His life, though, was always a climb, as a child he was almost killed after being hit three times by a car. Of course when you become “Mr. Chicago Basketball” your life is great. After that Kevin Garnett changed high school in mid-year, on Ronnie’s 19th birthday he smashed his rented car. The car, though, was Ron Eskridge’s, volunteer coach and “Nike’s man” on head coach William Nelson’s side. He was the man who decided who should go “further” in Chi-Town. Ronnie defeated even Allen Iverson at Nike’s Best of the Best tournament. 

 

When he comes back on his feet he became the toughest guy on the rim, he scores everything he possibly can. He ends the last high school year with 32 points, 12 rebounds, 5 assists, 4 blocks, 4 steals and 4 dunks per game. He fails the American College Test for four times to go to DePaul University ad he emulates his mate KG which fakes to go to Michigan University to actually jump into NBA. But on September 16th, the Wheaton Count Illinois Court sentenced him to two years on probation for abusing with a teammate of his ex-girlfriend. The tragedy were the details that emerged next, 24 hours later that DePaul retired his scholarship for Ronnie. The house where the crime happened, was Eskridge’s. 
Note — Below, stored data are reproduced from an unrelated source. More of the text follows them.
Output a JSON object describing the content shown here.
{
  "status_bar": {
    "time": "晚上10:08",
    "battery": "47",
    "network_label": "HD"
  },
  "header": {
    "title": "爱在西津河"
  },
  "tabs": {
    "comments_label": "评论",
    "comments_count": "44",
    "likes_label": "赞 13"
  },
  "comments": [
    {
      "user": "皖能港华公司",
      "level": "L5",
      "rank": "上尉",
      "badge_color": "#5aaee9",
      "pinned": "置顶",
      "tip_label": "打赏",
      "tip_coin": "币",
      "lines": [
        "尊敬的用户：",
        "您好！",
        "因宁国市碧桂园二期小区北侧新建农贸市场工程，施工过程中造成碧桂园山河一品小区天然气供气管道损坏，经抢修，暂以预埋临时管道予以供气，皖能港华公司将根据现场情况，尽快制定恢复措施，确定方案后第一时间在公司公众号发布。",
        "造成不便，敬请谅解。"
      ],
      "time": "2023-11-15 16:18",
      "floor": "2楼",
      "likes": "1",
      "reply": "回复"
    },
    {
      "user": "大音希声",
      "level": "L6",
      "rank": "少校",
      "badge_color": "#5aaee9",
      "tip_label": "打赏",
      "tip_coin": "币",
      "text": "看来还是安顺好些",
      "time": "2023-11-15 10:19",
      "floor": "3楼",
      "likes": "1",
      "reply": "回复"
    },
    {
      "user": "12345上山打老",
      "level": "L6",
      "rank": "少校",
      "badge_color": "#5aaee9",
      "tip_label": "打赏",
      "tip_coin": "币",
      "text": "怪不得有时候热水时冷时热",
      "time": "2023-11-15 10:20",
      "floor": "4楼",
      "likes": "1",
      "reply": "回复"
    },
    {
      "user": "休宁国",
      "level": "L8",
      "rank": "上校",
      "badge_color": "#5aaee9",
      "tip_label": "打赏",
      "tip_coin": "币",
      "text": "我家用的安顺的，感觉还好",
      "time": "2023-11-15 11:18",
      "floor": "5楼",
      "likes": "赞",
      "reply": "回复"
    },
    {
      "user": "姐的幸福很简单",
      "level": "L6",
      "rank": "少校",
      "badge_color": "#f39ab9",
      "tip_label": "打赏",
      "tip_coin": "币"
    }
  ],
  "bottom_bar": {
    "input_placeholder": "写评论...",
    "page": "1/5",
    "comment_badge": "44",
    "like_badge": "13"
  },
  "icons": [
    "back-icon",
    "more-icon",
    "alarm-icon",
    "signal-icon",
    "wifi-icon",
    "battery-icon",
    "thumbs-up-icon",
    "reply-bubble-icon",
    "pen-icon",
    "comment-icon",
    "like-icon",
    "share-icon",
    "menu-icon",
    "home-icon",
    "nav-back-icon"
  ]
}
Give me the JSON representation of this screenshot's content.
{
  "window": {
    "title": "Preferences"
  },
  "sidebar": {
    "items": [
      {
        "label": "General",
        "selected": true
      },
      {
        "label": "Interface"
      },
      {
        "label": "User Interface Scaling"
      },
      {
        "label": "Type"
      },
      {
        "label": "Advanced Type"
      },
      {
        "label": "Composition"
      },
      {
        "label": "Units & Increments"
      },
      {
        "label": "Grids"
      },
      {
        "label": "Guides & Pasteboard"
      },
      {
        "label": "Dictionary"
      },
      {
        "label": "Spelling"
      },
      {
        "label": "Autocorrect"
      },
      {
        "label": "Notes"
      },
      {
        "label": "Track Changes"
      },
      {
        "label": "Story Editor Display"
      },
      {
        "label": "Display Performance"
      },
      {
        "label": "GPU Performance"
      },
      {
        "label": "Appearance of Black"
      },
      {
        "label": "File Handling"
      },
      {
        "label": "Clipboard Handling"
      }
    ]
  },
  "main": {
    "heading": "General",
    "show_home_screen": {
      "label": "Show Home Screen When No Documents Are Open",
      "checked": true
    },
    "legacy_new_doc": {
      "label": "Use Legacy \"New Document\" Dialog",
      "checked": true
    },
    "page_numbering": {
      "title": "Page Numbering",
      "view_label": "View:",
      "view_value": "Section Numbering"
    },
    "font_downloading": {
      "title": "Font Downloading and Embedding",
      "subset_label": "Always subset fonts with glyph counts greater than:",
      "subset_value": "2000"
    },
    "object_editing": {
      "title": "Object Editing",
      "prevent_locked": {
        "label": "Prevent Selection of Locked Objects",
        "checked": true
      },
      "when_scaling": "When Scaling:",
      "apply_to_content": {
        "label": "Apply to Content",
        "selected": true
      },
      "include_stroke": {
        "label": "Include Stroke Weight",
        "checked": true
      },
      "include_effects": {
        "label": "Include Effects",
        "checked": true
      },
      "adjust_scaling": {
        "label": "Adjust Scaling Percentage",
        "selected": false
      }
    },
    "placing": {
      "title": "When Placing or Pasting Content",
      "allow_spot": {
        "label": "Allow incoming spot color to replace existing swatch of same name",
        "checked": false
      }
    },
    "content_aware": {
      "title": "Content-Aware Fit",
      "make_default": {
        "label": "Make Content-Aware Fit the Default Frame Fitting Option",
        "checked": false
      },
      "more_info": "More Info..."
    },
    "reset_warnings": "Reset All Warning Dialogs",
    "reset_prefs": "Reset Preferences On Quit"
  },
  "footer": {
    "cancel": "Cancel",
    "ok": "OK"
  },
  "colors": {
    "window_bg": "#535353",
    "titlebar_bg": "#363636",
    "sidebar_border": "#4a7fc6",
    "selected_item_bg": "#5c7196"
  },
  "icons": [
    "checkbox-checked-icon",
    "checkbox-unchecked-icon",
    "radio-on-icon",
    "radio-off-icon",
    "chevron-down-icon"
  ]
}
He came to Italy, at Virtus Bologna first and Scaligera Verona next. He wandered around Turkey and then comes back to USA stepping by Venezuela. Coach Calipari loves him, but he couldn't pass the audition for the New Jersey Nets. He ends all his adventures in the CBA, still being a spectacular player for many people, but without finding peace inside him. Unfortunately,

Unfortunately, he's never become the “Next MJ” or the “King of Hoops”, maybe he didn’t love the game that much.